We have to face it – online discussion tools are mediocre at best. They can be very useful, engaging and lead to collaborative and interactive learning, but there’s always a feeling of pushing against the grain — that discussions work despite the tool and not because of it.
This is a big problem that deserves serious study, research, development and experimentation, but this brief blog post is as good a place as any to get the ball rolling.
The basic threaded model that most asynchronous online environments use has not changed substantially since its inception in the 1990s (see this Wikipedia entry on online forums for a good overview). Developed in 2000, phpBB is still the most ubiquitous open source online discussion system, and though the forums bundled into proprietary MLSs might look a bit prettier, there’s not much difference in the way they work. And the problem with the way they work is that they developed haphazardly on the…
Notably, the online discussion tool originated as a “bulletin board” – a place to post messages for others to read, rather than a space for interaction. This is one of the fundamental problems with the tool in its various manifestations, from phpBB to Moodle to Facebook to blogs (when used as discussions) – it’s designed for announcements and not conversations: the first posting, whether a question or statement, is prioritised as the important utterance, and everything that follows is subsidiary and not necessarily connected to anything other than that originating announcement or question.
This is a typical phpBB style online forum:
It’s well-organised with categories, topics and sub-categories also known as “threads” – you can follow each independent thread to delve more deeply into the topic and find the precise topic you want. This structure is suited to Q&As – you find the right place to ask and answer a specific question, and forum moderators and experienced users spend a lot of time pointing people to the right thread and re-organising the structure to make it a manageable resource – to impose a linear structure onto information that would otherwise be chaotic.

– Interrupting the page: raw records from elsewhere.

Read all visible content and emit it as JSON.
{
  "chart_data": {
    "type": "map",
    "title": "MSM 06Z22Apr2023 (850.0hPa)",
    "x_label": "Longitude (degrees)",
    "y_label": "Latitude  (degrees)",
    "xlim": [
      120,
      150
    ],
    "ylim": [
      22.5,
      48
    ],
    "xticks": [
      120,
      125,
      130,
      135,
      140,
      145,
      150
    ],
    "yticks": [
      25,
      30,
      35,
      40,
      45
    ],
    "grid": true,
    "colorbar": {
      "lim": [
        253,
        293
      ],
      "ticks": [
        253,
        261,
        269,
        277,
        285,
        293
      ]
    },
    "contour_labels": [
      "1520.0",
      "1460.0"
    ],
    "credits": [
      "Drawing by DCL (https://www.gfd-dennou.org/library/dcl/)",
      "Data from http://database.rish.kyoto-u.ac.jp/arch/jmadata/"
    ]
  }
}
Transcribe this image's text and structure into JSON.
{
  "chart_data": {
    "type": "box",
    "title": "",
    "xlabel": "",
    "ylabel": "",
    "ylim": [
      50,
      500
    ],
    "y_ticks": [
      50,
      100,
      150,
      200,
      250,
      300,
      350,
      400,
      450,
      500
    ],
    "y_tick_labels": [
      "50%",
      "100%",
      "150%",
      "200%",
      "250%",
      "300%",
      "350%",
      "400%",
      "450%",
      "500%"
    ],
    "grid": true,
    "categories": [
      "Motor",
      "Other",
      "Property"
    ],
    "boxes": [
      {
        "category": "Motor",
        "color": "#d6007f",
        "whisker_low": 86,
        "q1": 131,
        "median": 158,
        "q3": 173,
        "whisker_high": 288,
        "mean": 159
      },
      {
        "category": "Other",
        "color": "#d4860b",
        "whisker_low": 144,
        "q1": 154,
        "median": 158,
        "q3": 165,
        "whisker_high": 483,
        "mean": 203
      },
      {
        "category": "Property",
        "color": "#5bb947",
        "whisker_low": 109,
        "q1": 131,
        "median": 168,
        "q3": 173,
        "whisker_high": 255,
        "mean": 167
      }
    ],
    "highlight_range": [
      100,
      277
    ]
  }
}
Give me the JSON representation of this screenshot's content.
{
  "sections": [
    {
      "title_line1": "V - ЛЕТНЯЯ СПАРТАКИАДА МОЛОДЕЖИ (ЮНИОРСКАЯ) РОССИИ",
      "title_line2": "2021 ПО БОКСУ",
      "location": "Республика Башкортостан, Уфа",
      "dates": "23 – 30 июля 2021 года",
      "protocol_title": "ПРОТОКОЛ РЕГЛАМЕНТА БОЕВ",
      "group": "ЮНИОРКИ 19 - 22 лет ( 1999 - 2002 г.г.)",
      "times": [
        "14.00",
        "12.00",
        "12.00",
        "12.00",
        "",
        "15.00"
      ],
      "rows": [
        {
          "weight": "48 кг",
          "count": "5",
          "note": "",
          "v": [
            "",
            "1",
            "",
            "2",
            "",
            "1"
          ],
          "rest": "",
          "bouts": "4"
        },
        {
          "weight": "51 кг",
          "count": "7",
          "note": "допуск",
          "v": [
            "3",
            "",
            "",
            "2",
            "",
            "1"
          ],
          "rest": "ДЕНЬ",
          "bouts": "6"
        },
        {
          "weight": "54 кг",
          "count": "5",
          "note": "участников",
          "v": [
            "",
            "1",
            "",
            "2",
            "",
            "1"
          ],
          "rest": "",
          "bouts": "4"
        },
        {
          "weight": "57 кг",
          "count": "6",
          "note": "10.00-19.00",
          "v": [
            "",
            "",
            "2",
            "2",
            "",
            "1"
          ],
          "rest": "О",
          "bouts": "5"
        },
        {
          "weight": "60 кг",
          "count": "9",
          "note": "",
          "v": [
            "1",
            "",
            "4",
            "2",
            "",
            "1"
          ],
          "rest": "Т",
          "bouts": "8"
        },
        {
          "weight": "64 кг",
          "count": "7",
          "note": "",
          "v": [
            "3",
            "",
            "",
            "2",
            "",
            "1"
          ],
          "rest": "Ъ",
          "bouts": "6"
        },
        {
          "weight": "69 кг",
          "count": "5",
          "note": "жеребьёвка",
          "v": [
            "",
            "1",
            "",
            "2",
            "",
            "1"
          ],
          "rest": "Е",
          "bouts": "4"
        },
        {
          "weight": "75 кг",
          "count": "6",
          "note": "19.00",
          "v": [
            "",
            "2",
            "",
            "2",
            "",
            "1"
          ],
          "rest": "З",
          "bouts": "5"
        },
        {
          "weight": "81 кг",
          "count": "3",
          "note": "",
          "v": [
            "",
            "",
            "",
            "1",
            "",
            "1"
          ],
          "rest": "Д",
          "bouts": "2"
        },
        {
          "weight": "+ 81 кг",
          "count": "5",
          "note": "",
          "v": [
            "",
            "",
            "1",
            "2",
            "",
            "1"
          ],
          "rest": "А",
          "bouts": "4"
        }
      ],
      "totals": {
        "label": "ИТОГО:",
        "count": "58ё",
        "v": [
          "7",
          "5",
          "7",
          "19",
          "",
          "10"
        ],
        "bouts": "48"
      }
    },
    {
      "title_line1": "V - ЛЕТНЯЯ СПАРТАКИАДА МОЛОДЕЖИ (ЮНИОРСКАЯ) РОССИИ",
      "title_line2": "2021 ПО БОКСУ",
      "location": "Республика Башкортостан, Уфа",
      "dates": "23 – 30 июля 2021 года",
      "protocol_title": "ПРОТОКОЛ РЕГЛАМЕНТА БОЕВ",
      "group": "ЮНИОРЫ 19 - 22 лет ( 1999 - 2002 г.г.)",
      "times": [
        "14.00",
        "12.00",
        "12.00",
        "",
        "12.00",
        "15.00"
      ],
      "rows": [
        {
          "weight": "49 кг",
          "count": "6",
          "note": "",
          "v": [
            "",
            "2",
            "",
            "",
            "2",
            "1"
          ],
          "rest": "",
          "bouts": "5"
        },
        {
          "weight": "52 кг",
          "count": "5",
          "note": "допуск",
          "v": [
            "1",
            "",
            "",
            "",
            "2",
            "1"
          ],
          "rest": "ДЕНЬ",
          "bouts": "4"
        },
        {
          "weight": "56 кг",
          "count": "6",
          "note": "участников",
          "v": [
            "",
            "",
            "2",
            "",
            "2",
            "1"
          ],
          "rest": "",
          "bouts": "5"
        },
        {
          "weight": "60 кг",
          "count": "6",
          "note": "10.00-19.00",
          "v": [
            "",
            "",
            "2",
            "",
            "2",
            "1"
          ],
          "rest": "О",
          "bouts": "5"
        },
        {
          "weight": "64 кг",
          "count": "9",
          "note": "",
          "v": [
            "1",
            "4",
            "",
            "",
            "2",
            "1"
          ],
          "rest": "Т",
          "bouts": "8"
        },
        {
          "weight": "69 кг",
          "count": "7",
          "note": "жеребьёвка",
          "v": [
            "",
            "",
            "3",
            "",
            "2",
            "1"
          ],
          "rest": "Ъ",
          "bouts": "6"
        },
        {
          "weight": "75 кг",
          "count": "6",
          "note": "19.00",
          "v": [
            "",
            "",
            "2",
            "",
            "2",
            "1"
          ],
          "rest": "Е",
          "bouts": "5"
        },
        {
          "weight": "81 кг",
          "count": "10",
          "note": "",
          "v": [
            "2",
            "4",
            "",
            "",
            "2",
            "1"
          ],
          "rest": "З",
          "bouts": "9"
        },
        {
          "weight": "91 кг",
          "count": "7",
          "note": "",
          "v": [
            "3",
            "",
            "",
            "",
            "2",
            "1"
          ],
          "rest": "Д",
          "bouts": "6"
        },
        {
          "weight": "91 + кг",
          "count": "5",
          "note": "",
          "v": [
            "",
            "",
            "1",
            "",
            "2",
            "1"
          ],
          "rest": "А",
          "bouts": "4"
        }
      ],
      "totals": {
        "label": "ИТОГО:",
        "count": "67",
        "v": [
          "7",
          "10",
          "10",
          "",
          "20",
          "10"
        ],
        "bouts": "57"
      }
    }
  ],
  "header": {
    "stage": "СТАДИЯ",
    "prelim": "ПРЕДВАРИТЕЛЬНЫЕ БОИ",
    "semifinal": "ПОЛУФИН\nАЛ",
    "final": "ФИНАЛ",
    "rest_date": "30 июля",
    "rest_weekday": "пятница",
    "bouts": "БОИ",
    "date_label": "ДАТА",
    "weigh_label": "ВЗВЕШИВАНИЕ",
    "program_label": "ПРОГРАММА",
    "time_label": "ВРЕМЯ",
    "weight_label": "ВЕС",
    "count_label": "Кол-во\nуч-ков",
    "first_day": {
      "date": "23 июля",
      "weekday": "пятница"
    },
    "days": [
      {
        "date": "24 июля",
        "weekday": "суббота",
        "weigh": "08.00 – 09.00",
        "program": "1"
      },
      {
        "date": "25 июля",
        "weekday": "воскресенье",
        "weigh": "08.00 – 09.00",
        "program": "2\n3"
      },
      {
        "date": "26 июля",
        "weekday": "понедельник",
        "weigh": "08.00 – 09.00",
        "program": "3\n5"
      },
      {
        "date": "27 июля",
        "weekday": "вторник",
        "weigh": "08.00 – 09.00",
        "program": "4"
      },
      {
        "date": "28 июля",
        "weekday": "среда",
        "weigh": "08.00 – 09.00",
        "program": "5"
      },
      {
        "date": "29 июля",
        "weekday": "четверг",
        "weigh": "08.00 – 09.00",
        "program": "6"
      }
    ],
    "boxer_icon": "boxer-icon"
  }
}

The linear threaded structure depends on explanatory titles for every new thread in order to get a clear view of the whole discussion. In a text environment, we expect to see this as the discussion is seen as a resource that can be revisited, searched, re-organised and it also provides lasting evidence that it took place. All of this is incredibly useful in the right context. But, more often than not, titles are not specifically created or edited to provide the signposting necessary for understand the content or following the threads.
Similarly, the more recent use of tags to label the topics or subjects mentioned in posts provides a way for readers to go back through to find relevant information. But, again (and moreseo), this requires understanding, buy-in and diligence from the post-writer to take a step away from the flow of writing to reflect back in a detached and clinical way to index the contents for future readers before clicking “submit”.
Most of these benefits are about the after-use of the forum, in similar ways to a written report, which is not so much about what the writer learns while writing but what the reader learns from going back over it.
But how does this bulletin board / information resource style of tool encourage and enable the act of collaborative and interactive learning? Does it help or hinder?
How do we map a haphazard multilinear pattern onto a flat environment?
How can we create an interface and underlying structure that allow true conversation to flourish — that don’t impose linearity, priority and hierarchy?
How do we create a clean, inviting online discussion that is open enough to allow for interactive connections across “threads” while still managing chaos and complexity?
Some people would argue that Twitter solves the problem, but it doesn’t — Twitter is a personalised world stage: a bulletin board that allows for haphazard contact but not deeply developing conversation between two or more people. The public nature of the tool encourages grandstanding over learning.
I don’t have the anwer, but I hope there are great minds working on solutions.